たとえば 1時間に10組の来客を応対できる受付1人に対して、1時間に8組の割合で来客があったとします。受付にとっては、80%の時間しか働かなくてもすむわけで、だいぶ余裕があるように思えますが、来客は平均で何分待たされることになるでしょうか?
ここで計算できます。
https://keisan.casio.jp/exec/user/1246158568
上から順に、10、8 と入力すると 0.5 と答えが返ってきますので、待ち行列理論によると、来客は平均で30分待たされるということになるわけです。たまったもんじゃないですね。
人間社会や組織でも起きているジレンマ
さきほど村の交通や、来客の応対で例えたとおり、スケールアウトと、排他制御、待ち行列といった問題は、それに通底した課題を人間社会のいたるところで目にすることができます。
なぜなら、古来より人々は大きな仕事を、「一つの仕事を、複数人で手分けをする」というスケールアウトでこなしてきたからです(それが出来ることこそが人類の強みですね)。人類が成し遂げた大きな仕事のなかで、たった1人によりなされたものは、芸術などの限られた分野にしかありません。
人々は、スケールアウトで大きな仕事をするために、大企業を作ったり、人海戦術をとったりします。その代償として、組織の方針に一貫性をもたせようとして「意思決定の渋滞」がおきたり、「管理職」という「仕事をしていないように見える人」が必要になったりするのですね。
ソフトウェア開発の現場でのスケールアウト
よくプログラミングの分野では、並のプログラマの 10倍、100倍の仕事ができる人がいると言われます。このこと自体は正しいです。
ですが、だからと言って、「100倍の給料を出して100人力の人を雇うスケールアップ」はできないのが現実です。現実は、1倍の人を100人雇うスケールアウトを行います。
GAFAMであってもです。GAFAMの創業メンバーは100人力、1000人力の凄腕だったのかもしれません。しかし彼らは、彼ら自身の能力をさらスケールアップさせることは出来ません。代わりに、社員数をふやす、というスケールアウトをするわけです。だから、GAFAMだって、千人とか万人とかの単位で、人を雇ったり解雇したりしてるわけですよね。
スケールアウトと人月の神話
ところで、ソフトウェア開発の現場で、人をふやすスケールアウトの副作用は相当に知られたものです。それを説いた有名な本が 『人月の神話』 です。
『人月の神話』では、進捗遅延をとりもどすために要員を増やしても、むしろ進捗はより遅れてしまう、ということが説かれます。1人で10か月かけて終わる仕事を、10人でやれば1か月で終わらせられるだろうか? ことソフトウェアシステムの開発では、そんなふうにうまくはいかない。人と月の掛け算の交換法則は、成り立たないというわけです。
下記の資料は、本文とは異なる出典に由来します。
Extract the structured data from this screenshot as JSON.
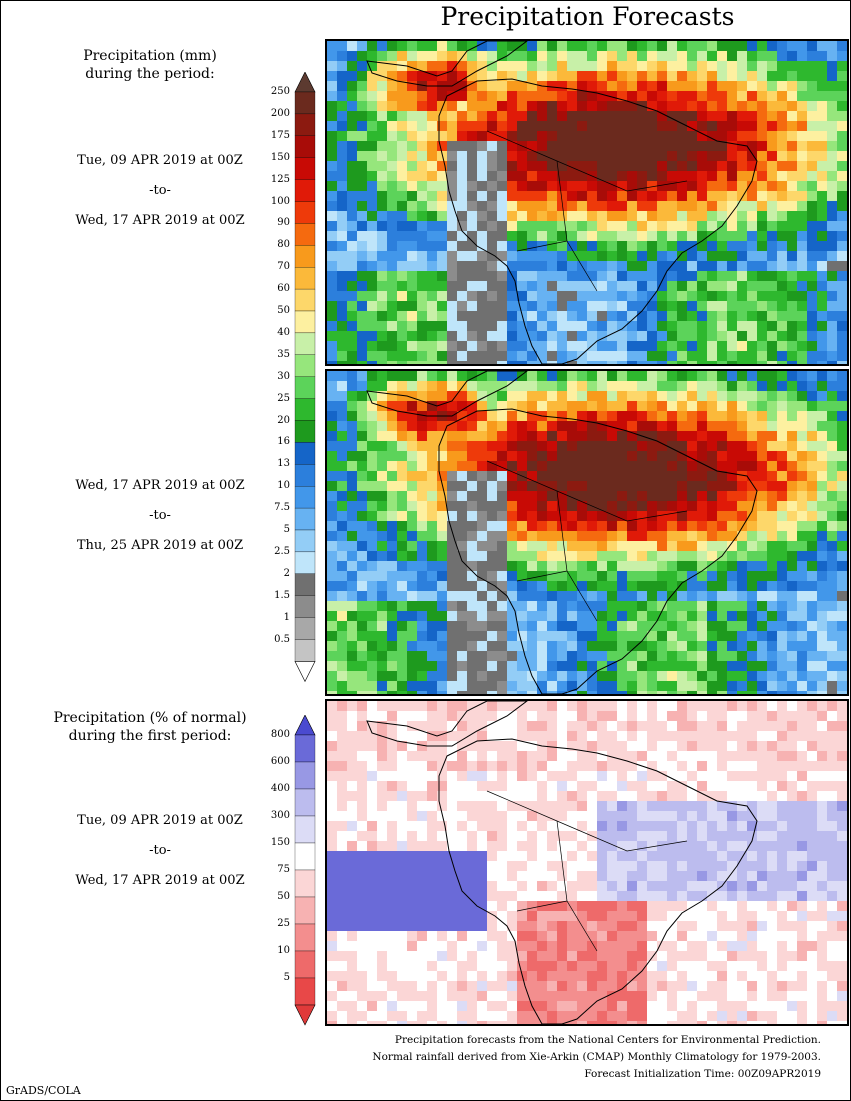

『人月の神話』では、人と月の掛け算の法則が成り立たない理由が、「要員間のコミュニケーション(意思疎通)にかかるコストの増加」と説明されています。このコミュニケーションは、成果物となるソフトウェアの一貫性、整合性を保つために必要なものです。排他制御の副作用に似ているとは思いませんか。
排他制御とGit
近年では、ソフトウェア開発の現場の中心には、Gitリポジトリがあります。ソフトウェア開発で生み出されるソースプログラムが格納されるGitリポジトリは、現場全員のプログラマから、更新・参照されるDBのようなものですから、まさに現場の中心です。
ところで、Git が発明される以前には、Subversion という SCM(バージョン管理ソフト) が使われていました。これが、排他制御により多くのプログラマの「待ち」「渋滞」を発生させていたのです。
Git は巧妙な仕組みで、プログラマからこの「待ち」を解放しました。交差点から信号機を取っ払ったようなものです。そのかわり、その巧妙なルールを理解できるまで、Gitは使い方が難解に見えるツールになっています。でも、その難解さに余りあるメリットがあるわけですね。
まとめと次回予告
今回の記事では、PostgreSQLによる排他制御のやり方についての紹介の前置きとして、背景として理解しておくべき、排他制御の必要性とその副作用について、人間社会にみられる現象にたとえて話をしました。
まとめると、性能を高めるためには機械の数を増やすしかない。機械を増やして無対策だと同時更新で異常(衝突)が起きる。異常を防ぐためには排他制御が必要。ただし排他制御の仕組みづくりはむずかしいうえ、渋滞を発生させ性能が悪くなる。そして、同様の問題は、一般に人間同士の協業でも起きている。というわけです。
「ぜんぜんポスグレの使い方の話を、してくれないじゃんか 前置き長げえし つまらねえよ おこ!」
ごめんなさい。でも、今回はポスグレの使いかたより大切な話をしたつもりなんです。
次回予告です。PostgreSQLによる排他制御のやり方について紹介します。気の早い人は、GoogleやChatGPTに聞いて、試してみてかまいませんよ!